Certified Classics: My Faves—Tommy

5. Grandaddy – Sophtware Slump
The theme of this album is also one that I feel is symbolic to my autobiography. Lyrically, it directly addresses man’s struggle with our modern ways. The idea of coming to terms with technology by either embracing or disbanding it is one that we have probably all pondered at one point or another. As a developer and somebody who relies on technology to both make living and function day-to-day, I find this album a very appropriate choice. While part of me wants to live in a cabin in the woods with no electricity or running water, the reasonable side of me realizes that’s wildly unrealistic and would probably be horrible and lonely.
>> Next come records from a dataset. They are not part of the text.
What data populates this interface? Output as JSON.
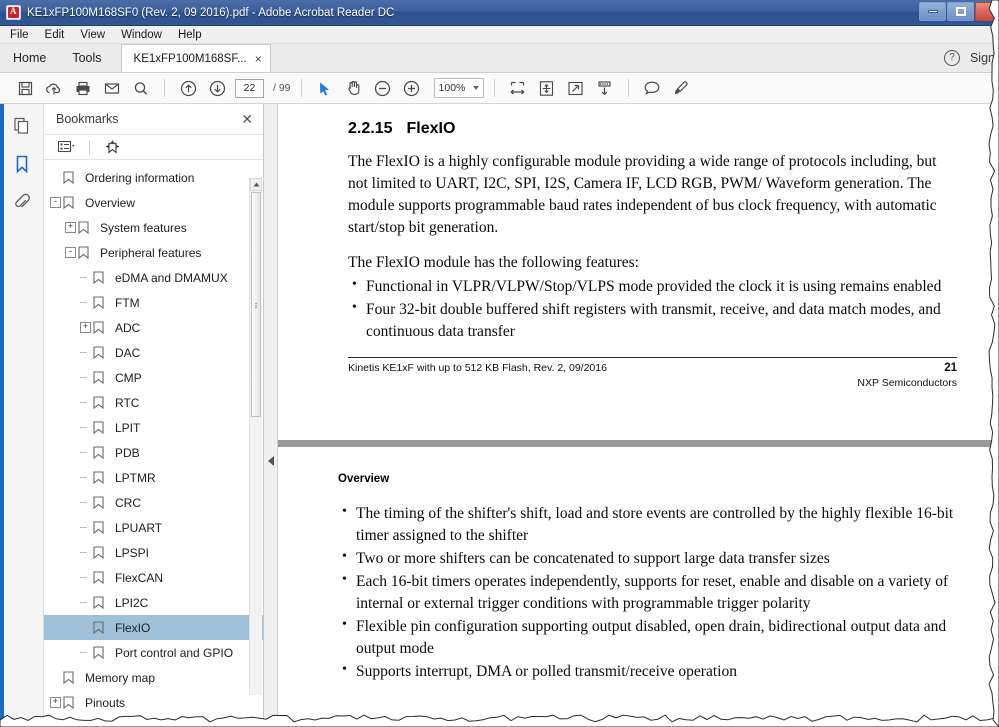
{
  "window": {
    "title": "KE1xFP100M168SF0 (Rev. 2, 09 2016).pdf - Adobe Acrobat Reader DC",
    "app_icon": "acrobat-icon",
    "minimize_label": "",
    "maximize_label": "",
    "close_label": ""
  },
  "menubar": {
    "items": [
      {
        "label": "File"
      },
      {
        "label": "Edit"
      },
      {
        "label": "View"
      },
      {
        "label": "Window"
      },
      {
        "label": "Help"
      }
    ]
  },
  "tabstrip": {
    "home_label": "Home",
    "tools_label": "Tools",
    "document_tab": "KE1xFP100M168SF...",
    "close_tab_label": "×",
    "help_label": "?",
    "signin_label": "Sign"
  },
  "toolbar": {
    "icons": [
      {
        "name": "save-icon"
      },
      {
        "name": "cloud-upload-icon"
      },
      {
        "name": "print-icon"
      },
      {
        "name": "email-icon"
      },
      {
        "name": "search-icon"
      }
    ],
    "prev_page_label": "previous-page",
    "next_page_label": "next-page",
    "page_number": "22",
    "page_total": "/ 99",
    "select_tool_label": "selection-tool",
    "hand_tool_label": "hand-tool",
    "zoom_out_label": "zoom-out",
    "zoom_in_label": "zoom-in",
    "zoom_level": "100%",
    "fit_width_label": "fit-width",
    "fit_page_label": "fit-page",
    "fullscreen_label": "fullscreen",
    "scroll_mode_label": "scroll-mode",
    "comment_label": "comment",
    "highlight_label": "highlight"
  },
  "rail": {
    "items": [
      {
        "name": "page-thumbnails-icon",
        "active": false
      },
      {
        "name": "bookmarks-icon",
        "active": true
      },
      {
        "name": "attachments-icon",
        "active": false
      }
    ]
  },
  "bookmarks_panel": {
    "title": "Bookmarks",
    "close_label": "✕",
    "options_label": "options-menu",
    "new_bookmark_label": "new-bookmark",
    "items": [
      {
        "label": "Ordering information",
        "depth": 0,
        "twisty": "",
        "selected": false
      },
      {
        "label": "Overview",
        "depth": 0,
        "twisty": "-",
        "selected": false
      },
      {
        "label": "System features",
        "depth": 1,
        "twisty": "+",
        "selected": false
      },
      {
        "label": "Peripheral features",
        "depth": 1,
        "twisty": "-",
        "selected": false
      },
      {
        "label": "eDMA and DMAMUX",
        "depth": 2,
        "twisty": "",
        "selected": false
      },
      {
        "label": "FTM",
        "depth": 2,
        "twisty": "",
        "selected": false
      },
      {
        "label": "ADC",
        "depth": 2,
        "twisty": "+",
        "selected": false
      },
      {
        "label": "DAC",
        "depth": 2,
        "twisty": "",
        "selected": false
      },
      {
        "label": "CMP",
        "depth": 2,
        "twisty": "",
        "selected": false
      },
      {
        "label": "RTC",
        "depth": 2,
        "twisty": "",
        "selected": false
      },
      {
        "label": "LPIT",
        "depth": 2,
        "twisty": "",
        "selected": false
      },
      {
        "label": "PDB",
        "depth": 2,
        "twisty": "",
        "selected": false
      },
      {
        "label": "LPTMR",
        "depth": 2,
        "twisty": "",
        "selected": false
      },
      {
        "label": "CRC",
        "depth": 2,
        "twisty": "",
        "selected": false
      },
      {
        "label": "LPUART",
        "depth": 2,
        "twisty": "",
        "selected": false
      },
      {
        "label": "LPSPI",
        "depth": 2,
        "twisty": "",
        "selected": false
      },
      {
        "label": "FlexCAN",
        "depth": 2,
        "twisty": "",
        "selected": false
      },
      {
        "label": "LPI2C",
        "depth": 2,
        "twisty": "",
        "selected": false
      },
      {
        "label": "FlexIO",
        "depth": 2,
        "twisty": "",
        "selected": true
      },
      {
        "label": "Port control and GPIO",
        "depth": 2,
        "twisty": "",
        "selected": false
      },
      {
        "label": "Memory map",
        "depth": 0,
        "twisty": "",
        "selected": false
      },
      {
        "label": "Pinouts",
        "depth": 0,
        "twisty": "+",
        "selected": false
      }
    ]
  },
  "document": {
    "page1": {
      "section_number": "2.2.15",
      "section_title": "FlexIO",
      "paragraph1": "The FlexIO is a highly configurable module providing a wide range of protocols including, but not limited to UART, I2C, SPI, I2S, Camera IF, LCD RGB, PWM/ Waveform generation. The module supports programmable baud rates independent of bus clock frequency, with automatic start/stop bit generation.",
      "paragraph2": "The FlexIO module has the following features:",
      "bullets": [
        "Functional in VLPR/VLPW/Stop/VLPS mode provided the clock it is using remains enabled",
        "Four 32-bit double buffered shift registers with transmit, receive, and data match modes, and continuous data transfer"
      ],
      "footer_left": "Kinetis KE1xF with up to 512 KB Flash, Rev. 2, 09/2016",
      "footer_page": "21",
      "footer_right": "NXP Semiconductors"
    },
    "page2": {
      "header": "Overview",
      "bullets": [
        "The timing of the shifter's shift, load and store events are controlled by the highly flexible 16-bit timer assigned to the shifter",
        "Two or more shifters can be concatenated to support large data transfer sizes",
        "Each 16-bit timers operates independently, supports for reset, enable and disable on a variety of internal or external trigger conditions with programmable trigger polarity",
        "Flexible pin configuration supporting output disabled, open drain, bidirectional output data and output mode",
        "Supports interrupt, DMA or polled transmit/receive operation"
      ]
    }
  },
  "colors": {
    "titlebar": "#2e5391",
    "accent": "#1b6ac9",
    "selection": "#9fc0d9",
    "acrobat_red": "#d81f26",
    "viewer_bg": "#7f7f7f"
  }
}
Maybe we fellow musicians can all follow Jason Lytle’s lead and connect with nature by recording our albums isolated in the countryside without the distractions brought upon us by technology. There will always be something nostalgic about this album for me every time I listen to it, just knowing there’s somebody out there who shares the same sentiments.

4. The Church – Starfish
The Church is one of those bands that has been around for a long time. I never really listened to new wave or progressive rock growing up and can’t say I listen to it much today, but The Church is the exception to that rule for me. And maybe that’s because they’re more on the fringe of those genres. Something about their deep, psychedelic sound makes me forget that it’s tied to a specific era or style. While their style has changed slightly throughout their career, I don’t find myself drawn to one particular album. I chose Starfish as it includes one of my all-time favorite songs, “Under the Milky Way”. Another interesting tidbit about The Church: In 2004 Front-man Steve Kilbey collaborated with Shelby Tate of the band Remy Zero (another one of my all-time favorite bands) in the project titled “Isidore”. It’s no surprise that Shelby Tate was also a huge Church fan and tried to emulate some of their guitar sounds in his own music. If you’re a fan of either band, Isidore is a gem you should be sure to check out.
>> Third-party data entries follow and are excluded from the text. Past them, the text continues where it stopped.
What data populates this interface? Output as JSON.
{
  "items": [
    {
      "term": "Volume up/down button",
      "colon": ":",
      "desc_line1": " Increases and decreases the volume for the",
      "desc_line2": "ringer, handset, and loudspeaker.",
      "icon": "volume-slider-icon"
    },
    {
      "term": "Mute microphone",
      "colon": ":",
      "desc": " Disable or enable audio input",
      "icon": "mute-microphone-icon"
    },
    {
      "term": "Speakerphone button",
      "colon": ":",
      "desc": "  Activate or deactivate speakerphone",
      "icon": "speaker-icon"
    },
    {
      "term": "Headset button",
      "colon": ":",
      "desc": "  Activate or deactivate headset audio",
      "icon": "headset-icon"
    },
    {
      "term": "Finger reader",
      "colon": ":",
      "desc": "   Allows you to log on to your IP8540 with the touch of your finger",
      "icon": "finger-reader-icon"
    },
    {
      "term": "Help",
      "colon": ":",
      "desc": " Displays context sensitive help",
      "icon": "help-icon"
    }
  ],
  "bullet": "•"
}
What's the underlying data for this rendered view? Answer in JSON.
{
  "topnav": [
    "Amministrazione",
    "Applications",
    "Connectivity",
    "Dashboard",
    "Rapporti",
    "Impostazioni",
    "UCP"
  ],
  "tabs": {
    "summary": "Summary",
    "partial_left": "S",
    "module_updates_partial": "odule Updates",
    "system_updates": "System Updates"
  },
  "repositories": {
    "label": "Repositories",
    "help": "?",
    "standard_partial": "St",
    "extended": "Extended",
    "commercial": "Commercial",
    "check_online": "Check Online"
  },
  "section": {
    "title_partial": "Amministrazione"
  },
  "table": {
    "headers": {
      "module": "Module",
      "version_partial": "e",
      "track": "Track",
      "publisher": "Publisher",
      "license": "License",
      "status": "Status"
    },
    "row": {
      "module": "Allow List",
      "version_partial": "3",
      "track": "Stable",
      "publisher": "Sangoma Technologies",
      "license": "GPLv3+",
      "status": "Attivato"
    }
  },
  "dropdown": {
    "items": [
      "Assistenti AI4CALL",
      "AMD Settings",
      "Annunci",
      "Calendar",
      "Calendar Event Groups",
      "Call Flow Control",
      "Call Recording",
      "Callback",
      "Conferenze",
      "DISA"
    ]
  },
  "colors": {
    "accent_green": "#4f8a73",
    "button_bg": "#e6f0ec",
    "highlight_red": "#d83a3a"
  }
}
3. Sondre Lerche – Faces Down
If there is any kind of theme seems to emerge in my top five albums, it’s that I really like singer/songwriters. Sondre Lerche was a pretty young dude when he started writing great songs. And he’s showing no signs of letting up anytime soon. Maybe someday one of his new albums will make its way onto this list. Sondre can be clever, whimsical and sincere all at the same time. I’ve always admired Sondre’s ability to transform his style from album to album and pull it off so well. However, Faces Down, like many other singer/songwriters’ debut’s will always stand as their most distinguished and meaningful work.

2. Radiohead – OK Computer
In terms of overall musicianship, creativity and songwriting, OK Computer may be my favorite album of all-time. At the time that OK Computer was released, I was still in the habit of listening to whatever was on the radio. This included Weezer, Third Eye Blind, The Wallflowers, Oasis, etc… After really listening to OK Computer, it made me wonder what other interesting music was out there. This spawned a much deeper musical interest in me, which led me to discover so many other great bands that I listen to today. I don’t think I’ll ever get tired of listening to this album. A couple of songs on the album, “Let Down”and “No Surprises”, are easily in my top 20 favorite songs of all-time.

1. Elliott Smith – Either/Or
I can imagine every one of the songs on every one of my top five albums started out with a guy and his guitar. When you strip music down to the bare essentials, you start to sense the inherent weaknesses in an artist. This is not so with Elliott Smith. To some, this album may sound simplistic and rough, but to others it is the sound of purity and honesty. It’s rare for a musician to allow themselves to be so vulnerable. I don’t think there’s an album I’ve listened to more in my music collection. Some may argue that Figure 8 is his best work, with all of its technical characteristics and completeness. And that makes sense, considering that seems to be the one time in his life that he wasn’t strung out and depressed. And Figure 8 certainly shows Elliott’s musicianship, but what you can’t sense is his desire to share with everyone his deepest inner dialog. A lot of people seem to describe Elliott Smith as an “intense” person. I think that really shows through in this album. Oh, and I guess you kind of have to be to stab yourself to death.